Your question, whether the data will fall under UK or US jurisdiction, is exactly in the center of the concerns that lead to the Court of Justice of the European Union to annul the previous Safe Harbor Decision.
A company established in the UK operates generally under UK law, which in turn gets a lot of binding legislation from the European Union. EU legislation that comes in the form of Directives, binding as to the objectives but leave the Member States some leeway in implementation, need to be transposed to national law by the Parliament. Directive 95/46/EC, the Data Protection Directive, was implemented in the UK by the Data Protection Act 1998. UK companies must hence comply with the domestic data protection legislation that has roots in European Union legislation.

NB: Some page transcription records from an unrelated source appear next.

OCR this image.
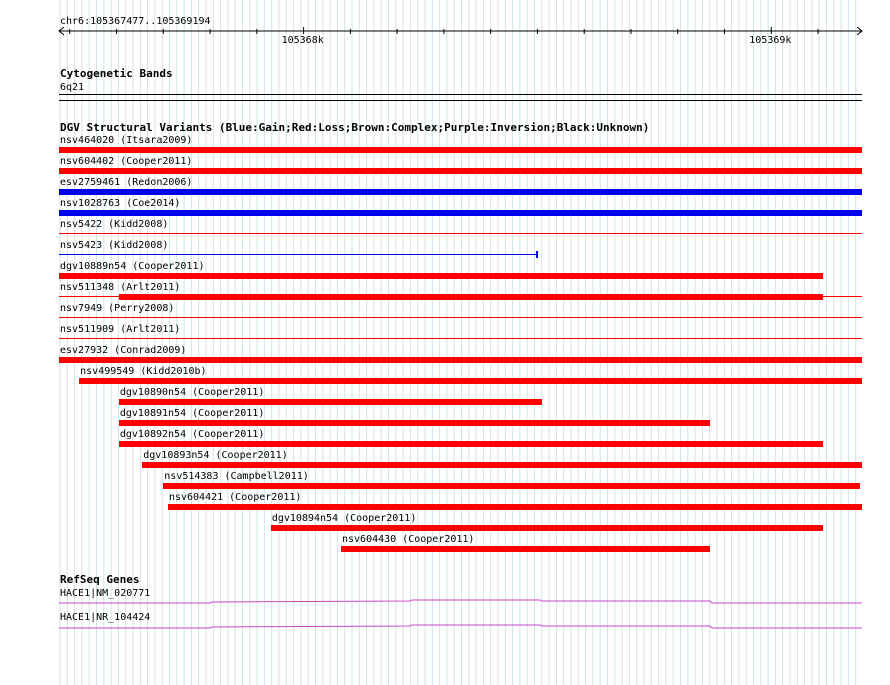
chr6:105367477..105369194
105368k	105369k
Cytogenetic Bands
6q21
DGV Structural Variants (Blue:Gain;Red:Loss;Brown:Complex;Purple:Inversion;Black:Unknown)
nsv464020 (Itsara2009)
nsv604402 (Cooper2011)
esv2759461 (Redon2006)
nsv1028763 (Coe2014)
nsv5422 (Kidd2008)
nsv5423 (Kidd2008)
dgv10889n54 (Cooper2011)
nsv511348 (Arlt2011)
nsv7949 (Perry2008)
nsv511909 (Arlt2011)
esv27932 (Conrad2009)
nsv499549 (Kidd2010b)
dgv10890n54 (Cooper2011)
dgv10891n54 (Cooper2011)
dgv10892n54 (Cooper2011)
dgv10893n54 (Cooper2011)
nsv514383 (Campbell2011)
nsv604421 (Cooper2011)
dgv10894n54 (Cooper2011)
nsv604430 (Cooper2011)
RefSeq Genes
HACE1|NM_020771
HACE1|NR_104424
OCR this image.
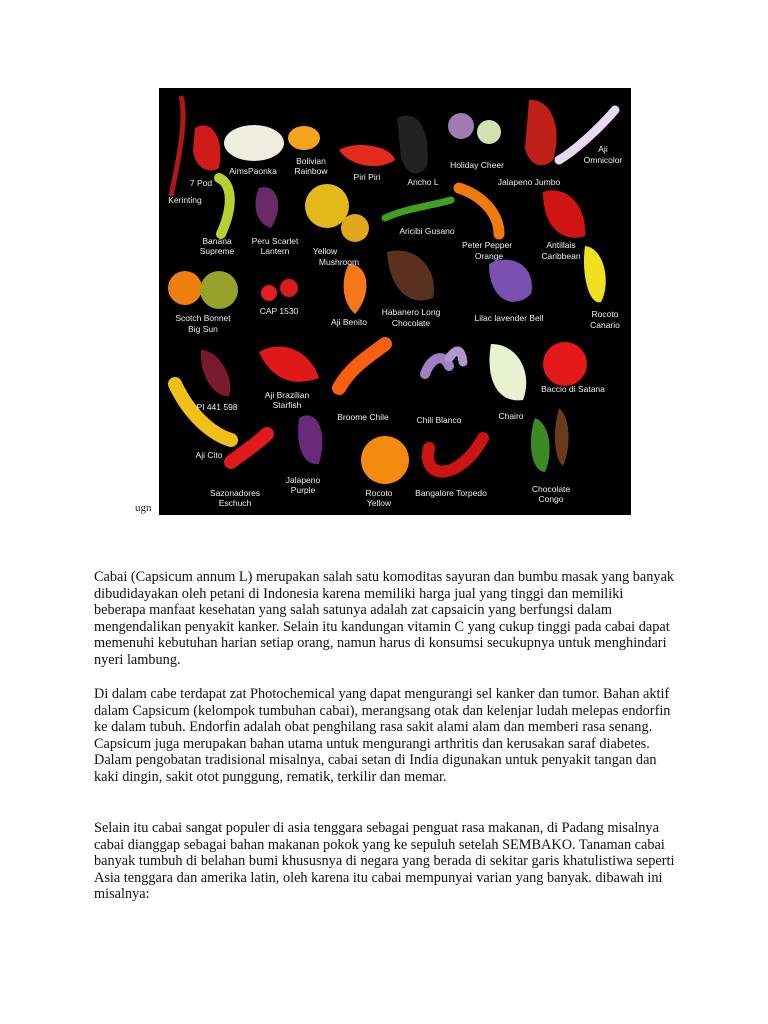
7 Pod
Kerinting
AimsPaonka
Bolivian
Rainbow
Piri Piri	Ancho L
Holiday Cheer
Jalapeno Jumbo
Aji
Omnicolor
Banana
Supreme
Peru Scarlet
Lantern	Yellow
Mushroom
Aricibi Gusano
Peter Pepper
Orange
Antillais
Caribbean
Scotch Bonnet
Big Sun
CAP 1530
Aji Benito
Habanero Long
Chocolate	Lilac lavender Bell	Rocoto
Canario
PI 441 598
Aji Brazilian
Starfish
Broome Chile	Chili Blanco
Baccio di Satana
Chairo
Aji Cito
Sazonadores
Eschuch
Jalapeno
Purple	Rocoto
Yellow
Bangalore Torpedo	Chocolate
Congo
ugn

Cabai (Capsicum annum L) merupakan salah satu komoditas sayuran dan bumbu masak yang banyak dibudidayakan oleh petani di Indonesia karena memiliki harga jual yang tinggi dan memiliki beberapa manfaat kesehatan yang salah satunya adalah zat capsaicin yang berfungsi dalam mengendalikan penyakit kanker. Selain itu kandungan vitamin C yang cukup tinggi pada cabai dapat memenuhi kebutuhan harian setiap orang, namun harus di konsumsi secukupnya untuk menghindari nyeri lambung.

Di dalam cabe terdapat zat Photochemical yang dapat mengurangi sel kanker dan tumor. Bahan aktif dalam Capsicum (kelompok tumbuhan cabai), merangsang otak dan kelenjar ludah melepas endorfin ke dalam tubuh. Endorfin adalah obat penghilang rasa sakit alami alam dan memberi rasa senang. Capsicum juga merupakan bahan utama untuk mengurangi arthritis dan kerusakan saraf diabetes. Dalam pengobatan tradisional misalnya, cabai setan di India digunakan untuk penyakit tangan dan kaki dingin, sakit otot punggung, rematik, terkilir dan memar.

Selain itu cabai sangat populer di asia tenggara sebagai penguat rasa makanan, di Padang misalnya cabai dianggap sebagai bahan makanan pokok yang ke sepuluh setelah SEMBAKO. Tanaman cabai banyak tumbuh di belahan bumi khususnya di negara yang berada di sekitar garis khatulistiwa seperti Asia tenggara dan amerika latin, oleh karena itu cabai mempunyai varian yang banyak. dibawah ini misalnya:
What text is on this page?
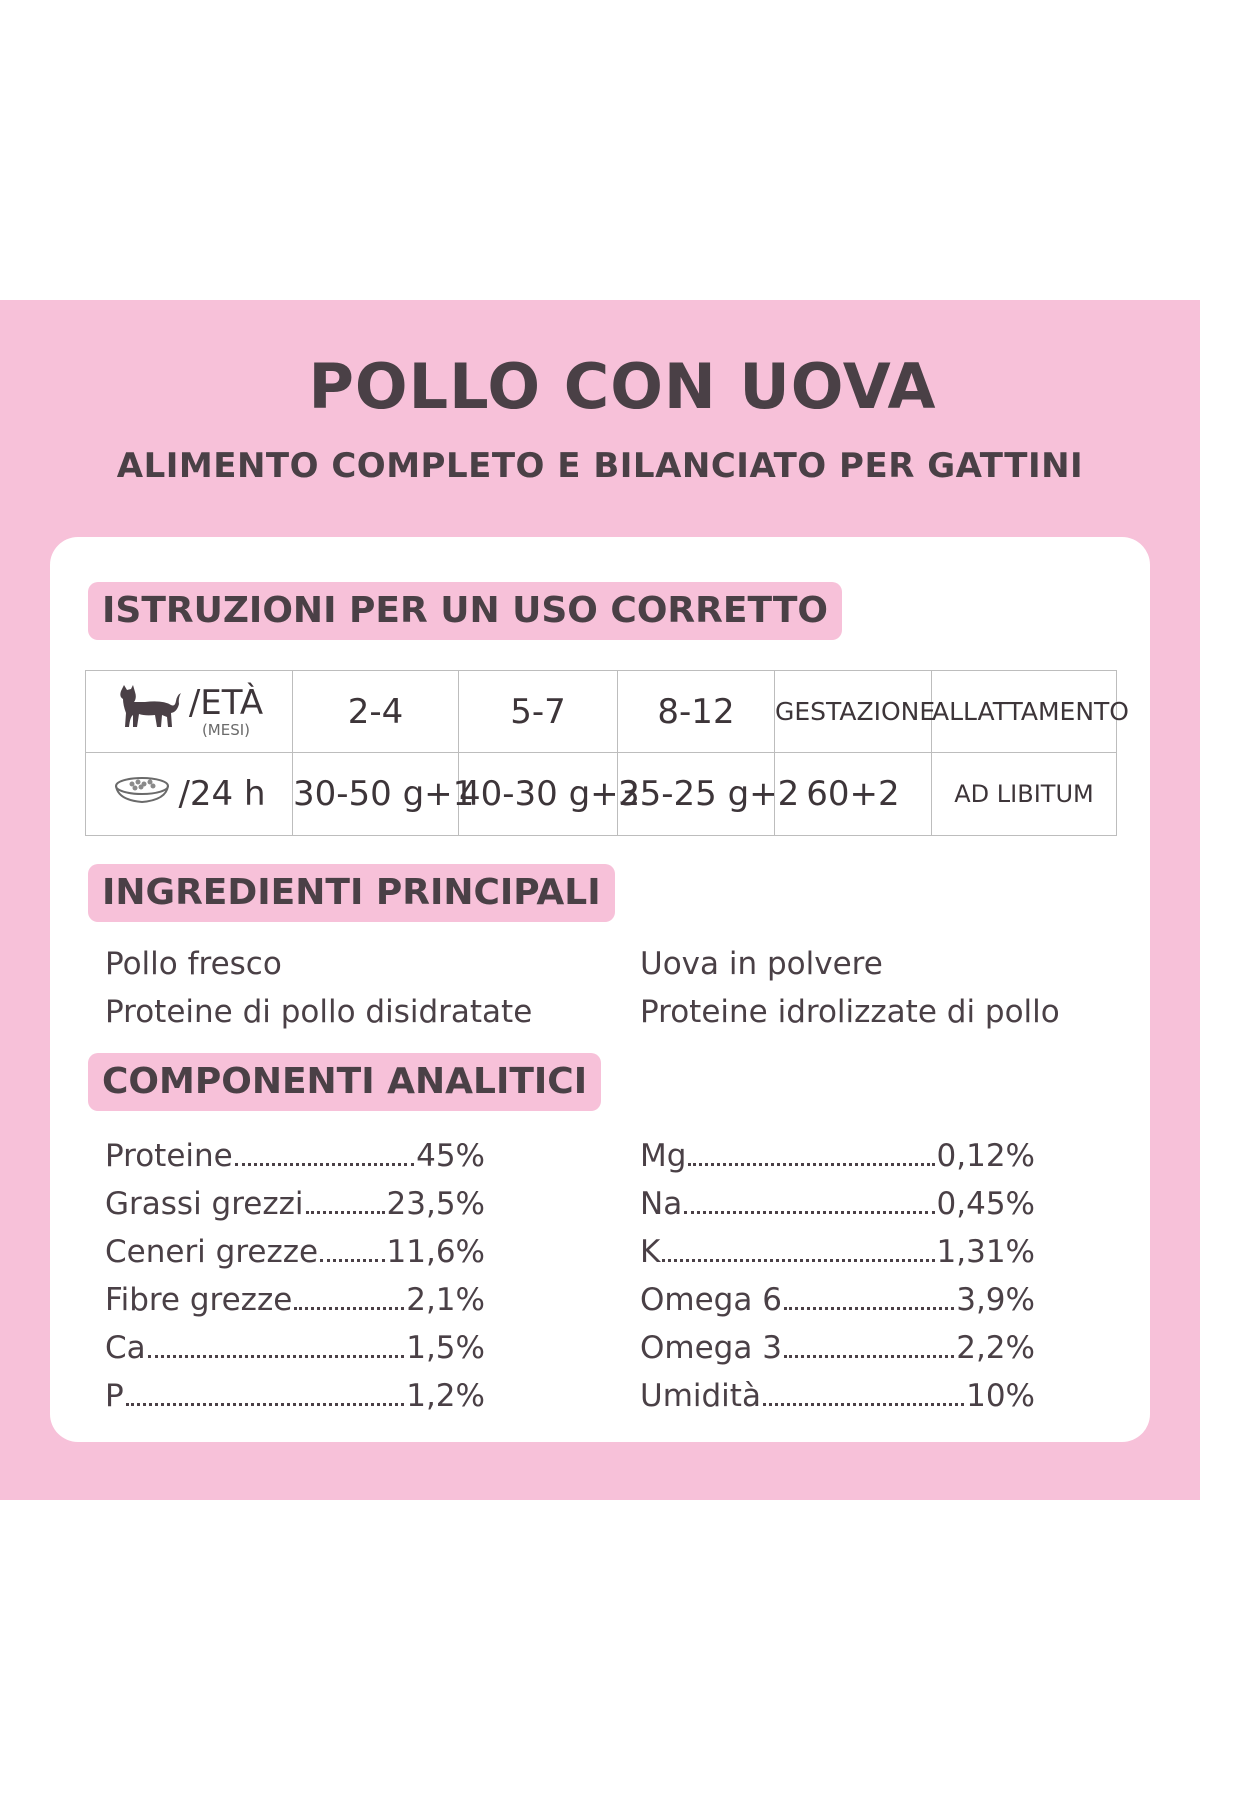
POLLO CON UOVA
ALIMENTO COMPLETO E BILANCIATO PER GATTINI
ISTRUZIONI PER UN USO CORRETTO
/ETÀ
(MESI)	2-4	5-7	8-12	GESTAZIONE	ALLATTAMENTO

/24 h	30-50 g+1	40-30 g+2	35-25 g+2	60+2	AD LIBITUM
INGREDIENTI PRINCIPALI
Pollo fresco
Proteine di pollo disidratate
Uova in polvere
Proteine idrolizzate di pollo
COMPONENTI ANALITICI
Proteine	45%
Grassi grezzi	23,5%
Ceneri grezze 11,6%
Fibre grezze	2,1%
Ca	1,5%
P	1,2%
Mg	0,12%
Na	0,45%
K	1,31%
Omega 6	3,9%
Omega 3	2,2%
Umidità	10%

Another major source of data protection-related safeguards is the Charter of Fundamental Rights of the European Union, which was elemental in the Schrems case (C-362/14) that lead to the annulment of the Safe Harbour Decision.
The US company hosting the server (or providing a PaaS service) has to comply with US laws, but falls also under EU laws when it processes personal data collected by an EU company - or data collected from EU citizens. This provides for an interesting conundrum starting from the point when Snowden revealed the mass surveillance conducted by the NSA: if the US company is obliged to allow access to the data on its servers without a court order, but is not allowed to do so under EU legislation - namely the Safe Harbor guarantees they've made to be able to process the data at all -, then who's the one calling the shots?
As long as the servers are physically located in the US, there's little doubt that any surveillance can be quite effectively pursued even if the company is hesitant about the matter, and therefore any guarantees given to the EU about due process are aspirational at best.
We got thus far without going into any general debate on "state sovereignty in the Internet age".
Hence the Schrems case, hence annulment of the Safe Harbour, and hence now the EU-US Privacy Shield.